Whereas the majority of us do have to abide by these proper formats and procedures, there are instances where a nuncupative (oral) will is accepted. An oral will is one that is given to at least one witness. The testator tells the witness how he or she wants his or her property or assets to be distributed without writing the details down or signing any documents. In ordinary cases an oral will is invalid due to the possibility of misunderstanding, fraud or error on the part of the witness.

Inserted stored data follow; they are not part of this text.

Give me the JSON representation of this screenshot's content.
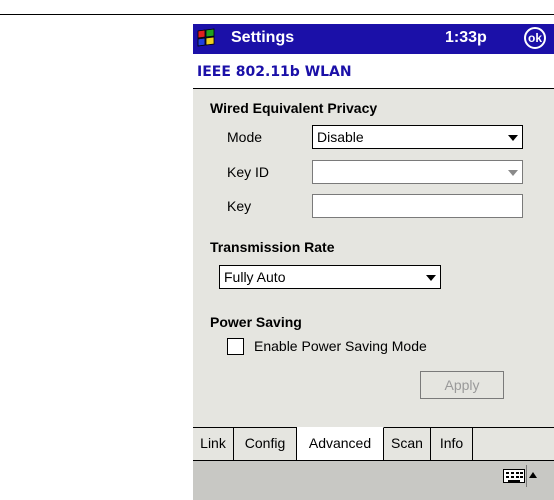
{
  "window": {
    "title": "Settings",
    "clock": "1:33p",
    "ok_label": "ok"
  },
  "page": {
    "header": "IEEE 802.11b WLAN"
  },
  "wep": {
    "section_title": "Wired Equivalent Privacy",
    "mode_label": "Mode",
    "mode_value": "Disable",
    "keyid_label": "Key ID",
    "keyid_value": "",
    "key_label": "Key",
    "key_value": ""
  },
  "transmission": {
    "section_title": "Transmission Rate",
    "value": "Fully Auto"
  },
  "power": {
    "section_title": "Power Saving",
    "checkbox_label": "Enable Power Saving Mode",
    "checked": false
  },
  "apply_label": "Apply",
  "tabs": [
    {
      "label": "Link",
      "active": false
    },
    {
      "label": "Config",
      "active": false
    },
    {
      "label": "Advanced",
      "active": true
    },
    {
      "label": "Scan",
      "active": false
    },
    {
      "label": "Info",
      "active": false
    }
  ],
  "colors": {
    "titlebar": "#1b10a8",
    "header_text": "#1b10a8",
    "panel": "#e5e5e0"
  },
  "icons": {
    "start": "windows-flag-icon",
    "sip": "keyboard-icon"
  }
}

So who can make a legally binding oral will? Well, Section 11 of the Wills Act 1837 states that “Any solider being in actual military service, or any mariner or seaman being at sea, may dispose of his personal estate as he might have done before the making of this Act”. This essentially means that any personnel in the Army, Navy, Merchant Navy or Royal Air Force can make an oral will to a witness and it will be seen to be valid. This act also means that if a soldier, sailor or airman manages to write a will in pencil with no or few witnesses, this will be upheld.

In addition to this, the Soldier and Sailors Act 1918 ensures that these personnel can make an oral will that is valid even if they are under the age of 18 (under the Wills Act 1837, section 7 states that no will made by someone under the age of 18 is valid).

This means that in the current climate there may be more and more oral wills left by service men and women, particularly since a recent court case has highlighted the fact that oral wills are valid for military and marine personnel. Unfortunately, these kinds of wills can cause months of legal battles and problems, such as the only witness being killed in battle, leaving no way of gathering evidence of the oral will being made. In addition, the oral will may be contested by parties due to intestacy provisions. Therefore it is recommended, if possible, to leave a written will to avoid stress and strain for spouses, children, other family members or friends.

Although valid, many oral wills will go to court. Take for example the case of Ayling vs. Summers et al, in which merchant seaman Ashley Servoz-Gavin’s oral will was being contested by members of his family who would not benefit otherwise. Mr. Servoz-Gavin had stated on several occasions to his cousin that when he died he wanted his estate left to his aunt. He had never written a will and so the cousin gave evidence of his nuncupative will in court. The argument by the other members of the family was that the deceased was “not at sea” when the statements were made and that he was about to depart for service on a foreign vessel. The judge stated that because Mr. Servoz-Gavin was about to join his ship (and that the fact that it was a foreign vessel was a restrictive interpretation on the part of the claimant’s lawyer) and that the deceased’s oral will still fell within the definition of the Wills Act 1837, he was granting the proceeds of the will to the aunt for whom the deceased had intended it to go.